Wind in Ghost of Tsushima serves two main purposes. First off, it helps set the tone from minute one, sweeping and swirling around players as they explore the vast island of Tsushima, kicking up autumnal colors and creating what can only be described as intense samurai vibes.
It also, however, doubles as a naturalistic companion. In order to strip back the traditional HUD without forcing players to wander aimlessly, Ghost of Tsushima developer Sucker Punch created a ‘Guiding Wind’ feature to gently ferry players from objecting to objective, allowing them to summon a gust of wind that will point them on their way with just a quick swipe of the DualShock touchpad.
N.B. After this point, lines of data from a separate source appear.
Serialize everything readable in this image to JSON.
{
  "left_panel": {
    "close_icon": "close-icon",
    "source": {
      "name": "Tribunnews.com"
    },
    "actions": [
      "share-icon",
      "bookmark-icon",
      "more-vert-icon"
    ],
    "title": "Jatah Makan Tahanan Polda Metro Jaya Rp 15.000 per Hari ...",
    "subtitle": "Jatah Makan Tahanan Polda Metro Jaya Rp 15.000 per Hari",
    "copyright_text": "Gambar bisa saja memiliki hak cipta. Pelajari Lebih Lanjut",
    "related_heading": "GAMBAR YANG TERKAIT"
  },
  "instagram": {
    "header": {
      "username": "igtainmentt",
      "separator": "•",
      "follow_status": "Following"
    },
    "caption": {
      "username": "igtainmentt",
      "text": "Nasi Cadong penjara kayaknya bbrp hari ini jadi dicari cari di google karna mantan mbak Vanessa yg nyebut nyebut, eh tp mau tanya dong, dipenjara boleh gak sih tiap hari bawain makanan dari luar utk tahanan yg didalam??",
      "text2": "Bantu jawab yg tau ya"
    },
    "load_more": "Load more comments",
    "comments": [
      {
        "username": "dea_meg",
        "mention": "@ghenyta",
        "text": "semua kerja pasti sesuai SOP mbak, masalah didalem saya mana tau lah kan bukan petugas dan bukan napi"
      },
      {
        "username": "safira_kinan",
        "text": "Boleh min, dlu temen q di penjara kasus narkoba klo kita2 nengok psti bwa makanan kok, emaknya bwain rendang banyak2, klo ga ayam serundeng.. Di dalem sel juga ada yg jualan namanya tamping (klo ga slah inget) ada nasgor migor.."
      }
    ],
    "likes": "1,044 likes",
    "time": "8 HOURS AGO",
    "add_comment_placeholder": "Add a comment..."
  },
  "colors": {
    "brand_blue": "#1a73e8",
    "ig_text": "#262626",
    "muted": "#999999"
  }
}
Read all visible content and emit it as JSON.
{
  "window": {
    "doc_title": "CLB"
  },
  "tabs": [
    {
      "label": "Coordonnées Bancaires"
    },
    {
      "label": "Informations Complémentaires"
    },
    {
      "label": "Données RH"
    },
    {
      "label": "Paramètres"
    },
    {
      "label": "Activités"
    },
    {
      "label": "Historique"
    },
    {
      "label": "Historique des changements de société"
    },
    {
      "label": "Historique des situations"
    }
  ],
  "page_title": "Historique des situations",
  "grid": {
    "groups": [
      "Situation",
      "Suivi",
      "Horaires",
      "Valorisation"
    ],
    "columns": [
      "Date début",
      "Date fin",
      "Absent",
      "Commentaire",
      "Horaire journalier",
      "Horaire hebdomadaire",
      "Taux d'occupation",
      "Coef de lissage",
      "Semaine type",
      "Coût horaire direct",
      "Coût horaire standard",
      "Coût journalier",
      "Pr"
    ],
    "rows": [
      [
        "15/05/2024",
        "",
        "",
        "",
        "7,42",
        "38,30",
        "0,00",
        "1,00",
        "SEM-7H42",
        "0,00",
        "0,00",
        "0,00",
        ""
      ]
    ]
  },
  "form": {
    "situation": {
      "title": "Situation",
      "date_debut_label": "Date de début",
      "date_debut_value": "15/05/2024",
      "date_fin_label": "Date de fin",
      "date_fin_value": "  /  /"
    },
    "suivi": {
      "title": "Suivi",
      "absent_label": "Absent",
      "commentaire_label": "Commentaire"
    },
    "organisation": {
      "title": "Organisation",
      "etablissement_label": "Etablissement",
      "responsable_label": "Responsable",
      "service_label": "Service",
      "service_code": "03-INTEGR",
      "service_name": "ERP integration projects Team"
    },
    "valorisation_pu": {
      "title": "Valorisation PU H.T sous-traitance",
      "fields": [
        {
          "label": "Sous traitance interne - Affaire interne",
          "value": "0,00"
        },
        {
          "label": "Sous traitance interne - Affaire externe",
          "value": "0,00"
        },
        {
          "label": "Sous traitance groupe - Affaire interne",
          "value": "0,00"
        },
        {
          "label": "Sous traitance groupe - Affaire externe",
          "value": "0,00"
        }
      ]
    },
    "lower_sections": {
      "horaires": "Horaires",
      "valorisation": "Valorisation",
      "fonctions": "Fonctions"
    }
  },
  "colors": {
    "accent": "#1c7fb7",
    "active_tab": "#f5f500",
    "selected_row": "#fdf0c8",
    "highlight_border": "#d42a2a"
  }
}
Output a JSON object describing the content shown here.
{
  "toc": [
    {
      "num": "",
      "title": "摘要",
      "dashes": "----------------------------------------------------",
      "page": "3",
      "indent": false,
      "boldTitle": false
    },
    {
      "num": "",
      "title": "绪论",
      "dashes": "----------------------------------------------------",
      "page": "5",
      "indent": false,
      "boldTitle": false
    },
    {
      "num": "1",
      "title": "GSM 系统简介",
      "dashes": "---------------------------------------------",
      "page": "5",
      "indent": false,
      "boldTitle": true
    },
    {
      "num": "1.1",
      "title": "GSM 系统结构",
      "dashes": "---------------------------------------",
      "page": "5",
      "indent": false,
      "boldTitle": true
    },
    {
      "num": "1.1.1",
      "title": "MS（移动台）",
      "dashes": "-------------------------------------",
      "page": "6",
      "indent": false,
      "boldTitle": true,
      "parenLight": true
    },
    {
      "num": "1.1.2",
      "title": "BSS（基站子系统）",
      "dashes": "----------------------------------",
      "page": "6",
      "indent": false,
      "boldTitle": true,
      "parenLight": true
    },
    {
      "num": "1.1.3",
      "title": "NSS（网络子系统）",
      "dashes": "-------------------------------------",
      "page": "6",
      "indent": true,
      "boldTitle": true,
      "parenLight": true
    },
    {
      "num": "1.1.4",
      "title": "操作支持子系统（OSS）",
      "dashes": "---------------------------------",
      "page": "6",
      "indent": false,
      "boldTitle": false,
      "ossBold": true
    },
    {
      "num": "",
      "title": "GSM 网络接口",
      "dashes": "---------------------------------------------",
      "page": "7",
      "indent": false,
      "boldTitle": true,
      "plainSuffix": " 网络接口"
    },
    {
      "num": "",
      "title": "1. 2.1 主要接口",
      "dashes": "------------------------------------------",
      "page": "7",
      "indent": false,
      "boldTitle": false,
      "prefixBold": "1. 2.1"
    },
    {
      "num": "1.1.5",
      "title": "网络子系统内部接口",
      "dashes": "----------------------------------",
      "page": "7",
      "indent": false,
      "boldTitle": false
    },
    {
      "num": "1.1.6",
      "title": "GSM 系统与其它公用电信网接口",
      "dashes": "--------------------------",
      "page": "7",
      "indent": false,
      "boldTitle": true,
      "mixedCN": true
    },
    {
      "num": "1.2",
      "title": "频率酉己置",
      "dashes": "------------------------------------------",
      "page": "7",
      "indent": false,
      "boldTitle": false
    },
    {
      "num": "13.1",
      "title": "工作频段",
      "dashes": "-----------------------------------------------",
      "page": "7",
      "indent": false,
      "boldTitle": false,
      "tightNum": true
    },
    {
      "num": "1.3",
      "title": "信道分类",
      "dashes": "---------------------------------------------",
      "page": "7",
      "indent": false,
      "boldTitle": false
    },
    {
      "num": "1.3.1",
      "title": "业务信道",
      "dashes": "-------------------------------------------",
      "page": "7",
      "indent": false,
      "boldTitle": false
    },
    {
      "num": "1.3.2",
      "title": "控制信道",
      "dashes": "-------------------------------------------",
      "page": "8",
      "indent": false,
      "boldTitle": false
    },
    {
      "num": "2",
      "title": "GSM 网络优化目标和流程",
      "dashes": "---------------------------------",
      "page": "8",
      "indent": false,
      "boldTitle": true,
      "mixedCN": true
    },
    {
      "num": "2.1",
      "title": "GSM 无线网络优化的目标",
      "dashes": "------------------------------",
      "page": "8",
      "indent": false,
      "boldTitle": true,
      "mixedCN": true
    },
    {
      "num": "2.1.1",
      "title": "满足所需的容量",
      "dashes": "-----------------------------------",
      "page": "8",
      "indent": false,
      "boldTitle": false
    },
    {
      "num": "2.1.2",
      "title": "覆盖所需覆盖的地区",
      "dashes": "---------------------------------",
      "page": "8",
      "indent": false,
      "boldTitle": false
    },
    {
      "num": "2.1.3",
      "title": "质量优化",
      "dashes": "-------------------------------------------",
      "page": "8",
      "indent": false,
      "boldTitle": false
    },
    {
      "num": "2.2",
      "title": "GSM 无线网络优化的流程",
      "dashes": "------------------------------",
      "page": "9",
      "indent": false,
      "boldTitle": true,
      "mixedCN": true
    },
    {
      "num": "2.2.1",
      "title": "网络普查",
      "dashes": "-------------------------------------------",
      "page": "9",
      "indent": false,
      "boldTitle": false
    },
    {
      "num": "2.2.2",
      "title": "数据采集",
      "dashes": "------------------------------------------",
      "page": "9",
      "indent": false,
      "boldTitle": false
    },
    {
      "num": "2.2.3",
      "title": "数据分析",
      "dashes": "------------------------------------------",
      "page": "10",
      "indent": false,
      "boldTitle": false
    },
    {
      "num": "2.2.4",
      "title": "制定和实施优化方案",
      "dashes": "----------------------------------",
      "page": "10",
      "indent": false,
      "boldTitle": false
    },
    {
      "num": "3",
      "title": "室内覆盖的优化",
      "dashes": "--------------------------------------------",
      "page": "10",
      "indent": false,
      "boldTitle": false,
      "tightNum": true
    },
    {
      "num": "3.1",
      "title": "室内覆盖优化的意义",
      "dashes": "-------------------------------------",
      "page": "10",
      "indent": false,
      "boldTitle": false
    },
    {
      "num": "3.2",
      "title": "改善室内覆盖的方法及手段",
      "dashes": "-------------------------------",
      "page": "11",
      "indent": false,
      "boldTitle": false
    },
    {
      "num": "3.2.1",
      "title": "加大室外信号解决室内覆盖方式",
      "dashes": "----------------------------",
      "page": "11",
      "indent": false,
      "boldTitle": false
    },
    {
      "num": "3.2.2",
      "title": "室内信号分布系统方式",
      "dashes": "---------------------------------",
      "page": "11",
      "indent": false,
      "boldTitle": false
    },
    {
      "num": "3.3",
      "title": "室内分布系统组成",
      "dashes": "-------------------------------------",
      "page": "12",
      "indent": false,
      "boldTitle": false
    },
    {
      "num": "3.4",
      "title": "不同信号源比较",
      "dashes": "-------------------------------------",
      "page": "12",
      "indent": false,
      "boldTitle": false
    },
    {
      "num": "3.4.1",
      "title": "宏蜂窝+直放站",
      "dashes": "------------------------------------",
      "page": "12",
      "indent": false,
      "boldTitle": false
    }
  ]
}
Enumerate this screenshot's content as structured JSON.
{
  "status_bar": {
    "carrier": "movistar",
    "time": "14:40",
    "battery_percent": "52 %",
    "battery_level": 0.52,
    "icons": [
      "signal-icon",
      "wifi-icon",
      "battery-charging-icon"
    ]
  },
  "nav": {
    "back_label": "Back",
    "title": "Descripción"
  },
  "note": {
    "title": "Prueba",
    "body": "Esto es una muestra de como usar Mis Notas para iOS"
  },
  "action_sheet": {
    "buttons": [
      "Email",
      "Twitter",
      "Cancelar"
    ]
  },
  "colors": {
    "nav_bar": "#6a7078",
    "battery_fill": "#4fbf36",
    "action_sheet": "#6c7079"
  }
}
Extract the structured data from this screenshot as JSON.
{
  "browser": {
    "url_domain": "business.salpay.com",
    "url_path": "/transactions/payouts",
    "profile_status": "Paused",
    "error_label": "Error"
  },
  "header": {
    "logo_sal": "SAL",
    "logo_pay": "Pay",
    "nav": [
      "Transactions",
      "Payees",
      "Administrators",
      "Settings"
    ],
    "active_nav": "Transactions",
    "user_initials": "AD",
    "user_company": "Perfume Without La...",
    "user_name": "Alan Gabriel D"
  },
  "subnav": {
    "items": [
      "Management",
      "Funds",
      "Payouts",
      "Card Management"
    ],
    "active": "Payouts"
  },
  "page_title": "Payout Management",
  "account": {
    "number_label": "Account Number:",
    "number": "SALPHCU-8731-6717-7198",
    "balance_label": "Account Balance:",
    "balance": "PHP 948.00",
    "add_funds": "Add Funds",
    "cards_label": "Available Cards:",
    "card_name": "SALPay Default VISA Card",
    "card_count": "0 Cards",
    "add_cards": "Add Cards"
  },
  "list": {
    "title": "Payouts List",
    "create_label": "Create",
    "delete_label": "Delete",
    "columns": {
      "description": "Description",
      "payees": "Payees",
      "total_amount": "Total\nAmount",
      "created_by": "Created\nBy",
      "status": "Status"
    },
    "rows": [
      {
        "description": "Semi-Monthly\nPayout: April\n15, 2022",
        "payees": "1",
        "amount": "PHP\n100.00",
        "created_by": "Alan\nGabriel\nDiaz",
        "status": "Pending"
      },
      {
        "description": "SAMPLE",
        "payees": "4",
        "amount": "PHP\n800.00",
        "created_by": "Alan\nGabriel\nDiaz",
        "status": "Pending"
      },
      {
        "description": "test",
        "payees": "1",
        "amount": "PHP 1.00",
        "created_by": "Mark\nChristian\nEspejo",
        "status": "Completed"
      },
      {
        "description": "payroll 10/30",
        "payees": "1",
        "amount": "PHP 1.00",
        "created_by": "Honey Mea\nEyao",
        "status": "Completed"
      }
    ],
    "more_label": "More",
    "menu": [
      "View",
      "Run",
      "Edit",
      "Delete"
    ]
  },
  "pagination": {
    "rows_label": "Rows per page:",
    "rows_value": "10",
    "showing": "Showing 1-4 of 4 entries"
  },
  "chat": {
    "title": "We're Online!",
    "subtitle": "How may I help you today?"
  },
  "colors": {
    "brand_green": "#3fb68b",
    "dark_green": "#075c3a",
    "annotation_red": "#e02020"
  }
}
Taking to the virtual stage at GDC 2021 to outline how wind works in Ghost of Tsushima, Sucker Punch coder Bill Rockenbeck explained the techniques used veer more into the realm of heuristics and hacks that allowed the dev team to blow millions of vents using only a small fraction of the PS4’s computational capacity.
He explained that, for the purposes of Ghost of Tsushima, the wind simulations needed to prioritise volume over accuracy. As such, the model used for wind velocity (in the case of Guiding Wind) in the game is quite simple, and for the most part relies on a single vector pointing from the hero towards a current goal.
In cutscenes and other non-Guiding Wind situations, the studio used a single authored vector that might, for instance, vary with the weather. “We’re not doing any real modeling of fluid dynamics,” explains Rockenbeck. “The main wind vector has a constant direction, but we varied the magnitude a bit from place to place using time-varying Perlin noise. This is visible on large fields of grass when you can see gusts of winds blow through.”
Particle systems were used to add in some higher frequency noise curl to, as Rockenbeck puts it, “sort of make things swirl around more.” Sucker Punch also gave those particle systems access to a thing it calls ‘vorticles,’ which are basically invisible wind-generating particles that can be sampled by other particles. Beyond that, particles, grass, and foliage also have access to some inputs that are used to model local disturbances, such as the footfall of passing characters.
To ensure particles react appropriately to the blustery world of Tsushima, Sucker Punch switched out its main terrain implementation to a height map-based approach that incorporated a hierarchy of tiles containing various resolutions of height map data that could get paged in and out. The studio gave particles access to that height map using a terrain pause function that snaps given particles down to the ground, and used the same technique to create larger scale wind gusts.
“We’re not adjusting the wind direction in general to flow around mountains in a complex way, and this is fine for most things, but it looks bad if wind is carrying stuff straight into the side of a mountain […] so we are doing the most basic approximation of fluid dynamics for just this case, by taking several height map samples out in front of each particle and giving it an upwards velocity in advance so they float over things nicely.”
In a bid to jazz up proceedings even more, Sucker Punch also uses those aforementioned vorticles (pictured above) — which Rockenbeck calls “a special flavor of particle” – to add an extra layer of interactivity to particle motion.
“[Vorticles] don’t actually draw themselves, but are visible only through their effect on other particles. They’re basically like little spheres of wind. They output a position, an orientation, and a radius, and also a vector which determines the direction of the wind,” Rockenbeck adds.
Those vorticles use a co-ordination system that’s attached to the surface of the sphere — so it has, east, west, north, south, and up-down components — to allow the game to model multiple wind shapes including circular vortexes, linear gusts, and outward facing blasts just by pointing that vector in different directions.
“Vorticle emitters atomically append these into a single small array, listing all the vorticles in the world, and then regular particle emitters can access this array through a new function which samples the accumulated vorticle contribution at a point. It’s doing this in a really brute force way — just running down the whole list and adding up all of the contributions. It somewhat amazingly works even up to hundreds of vorticles,” continues Rockenbeck.
“This isn’t an automatic thing. Particle emitters only opt-in to this in a voluntary fashion for relatively few places where it helps, and since it’s another building block function, emitters decide for themselves what to do with this information. They might decide, in a straightforward way, to add the vorticle wind under their acceleration vector so they get blown around by it like these leaves over a campfire (pictured below) where there’s some upward facing vorticles emitting from it.”
Rockenbeck notes that vorticles are also used to perform other functions, such as allowing players to extinguish candles with a well-placed sword strike or firing an arrow to scare away local fauna.